В Территауне Мая меня свела в очень интересный магазин, где я потеряла не только деньги и время, но и голову. Очень богатые еврейские люди создали такой магазин, куда они отдают все ненужное барахло, а деньги идут на помощь людям, Израилю. Вещи такой неописуемой красоты задешево, что я купила их немыслимое количество: 3 шубы, выворотку, два пальто — сбылась завистливая ленинградская мечта, знаю теперь истоки коммунизма, раньше я только об этом догадывалась, а теперь воочию убедилась — они от зависти.

Хозяйка магазина — жена мультимиллионера Гильдесгейма (он помогает Яшиному отцу Арону Я. с публикацией сборника еврейских песен), энергичная дама, работает с 9 до 5 — при своих‑то миллионах.

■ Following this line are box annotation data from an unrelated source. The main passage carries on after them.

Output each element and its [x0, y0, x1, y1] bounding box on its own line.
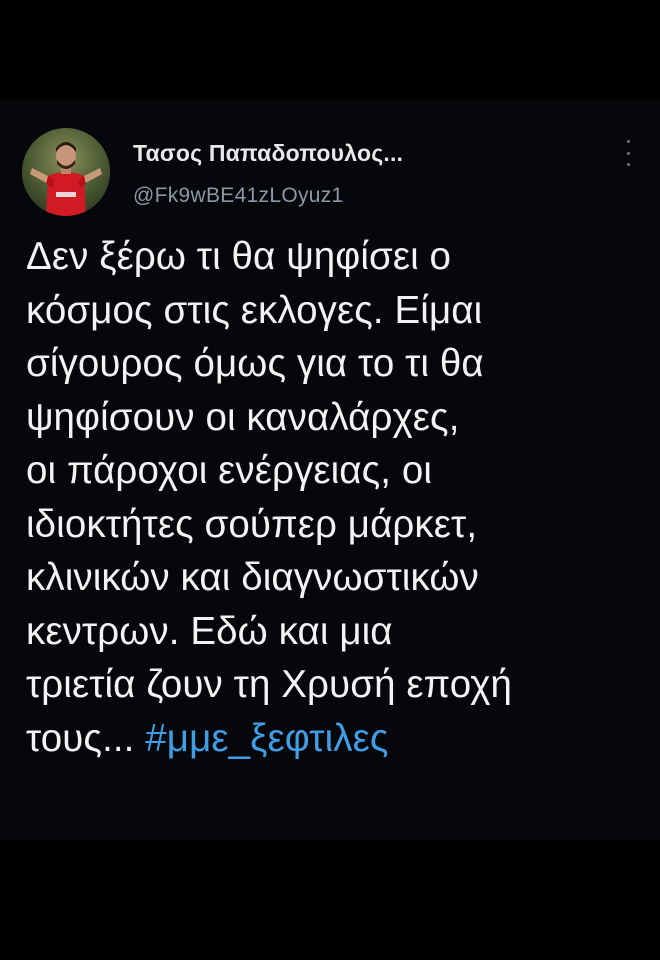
avatar[interactable] [22, 128, 110, 216]
tweet-text-line: Δεν ξέρω τι θα ψηφίσει ο [26, 235, 452, 278]
tweet-text-line: τριετία ζουν τη Χρυσή εποχή [26, 663, 513, 706]
dot-icon [626, 163, 630, 166]
dot-icon [626, 140, 630, 143]
tweet-text-last-line: τους... #μμε_ξεφτιλες [26, 712, 646, 766]
author-handle[interactable]: @Fk9wBE41zLOyuz1 [133, 184, 344, 208]
tweet-text-line: ιδιοκτήτες σούπερ μάρκετ, [26, 502, 478, 546]
tweet-text-line: κόσμος στις εκλογες. Είμαι [26, 288, 483, 332]
tweet-text-tail: τους... [26, 716, 146, 760]
more-options-icon[interactable] [624, 140, 632, 166]
tweet-text: Δεν ξέρω τι θα ψηφίσει ο κόσμος στις εκλ… [26, 230, 646, 765]
author-name[interactable]: Τασος Παπαδοπουλος... [133, 140, 403, 167]
profile-photo-icon [22, 128, 110, 216]
tweet-text-line: ψηφίσουν οι καναλάρχες, [26, 395, 460, 439]
tweet-text-line: κεντρων. Εδώ και μια [26, 609, 393, 653]
hashtag-link[interactable]: #μμε_ξεφτιλες [145, 717, 388, 760]
tweet-text-line: σίγουρος όμως για το τι θα [26, 342, 484, 385]
tweet-text-line: κλινικών και διαγνωστικών [26, 556, 479, 599]
tweet-text-line: οι πάροχοι ενέργειας, οι [26, 449, 433, 492]
tweet-card[interactable]: Τασος Παπαδοπουλος... @Fk9wBE41zLOyuz1 Δ… [0, 100, 660, 840]
dot-icon [626, 151, 630, 155]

И это Америка! Я думаю, что на мои деньги Израиль пушку купит, надеюсь, что теперь уже не пушку, а египетскую вазу. Пишу, чтобы сказать, как сильны и восхитительны тутошние евреи. А вот представители «великого русского народа» не вызывают у меня подобных чувств, у наших зависть опережает все остальные чувства — сужу по себе. Как вспомню графьев из «Толстовского фонда», так и понимаю, почему мы тут оказались.

А украинцы какие «самостийные»! Еду по Вашингтонскому центру — Белый дом, дворцы посольств, стеклянные офисы, глядь, памятник, думаю: Джефферсону или Вашингтону? Нет, говорят, это Тарас Шевченко! Посреди Вашингтона ни с того ни с сего — Тарас возник. Украинцы поставили. «Дэвлюсь я на нэбо…»Иду по 5–й авеню, самой шикарной улице Нью–Йорка — дворец из монолитного гранита: Украинский институт. Вот так все объединяются за исключением самых великих славян.

Мы после Территауна поехали в Нью–Йорк, где у меня была деловая встреча с переводчицей Миррой Гинзбург, к которой я пробилась сквозь осаждающую ее толпу нашего брата, воображающего себя Достоевскими и Толстыми, я тоже присоединилась к ним — в писатели подалась. Я придумала сделать книжечку из записанных интересных высказываний и разговоров нашего старшего сына Илюши, которые мы с Яшей записывали, оформила их по темам, и получилось неплохо — наблюдение за развитием личности. Показала переводчице, она вроде согласилась мне помочь, но я еще не знаю, как все это сделать окончательно.

вернуться

6

Павел Литвинов — кандидат математических наук, общественный деятель, правозащитник, участник знаменитого выхода к Лобному месту — протеста против вторжения русских войск в Чехословакию. Внук революционера и советского посла Максима Литвинова. Жена Мая — дочь писателя Льва Копелева.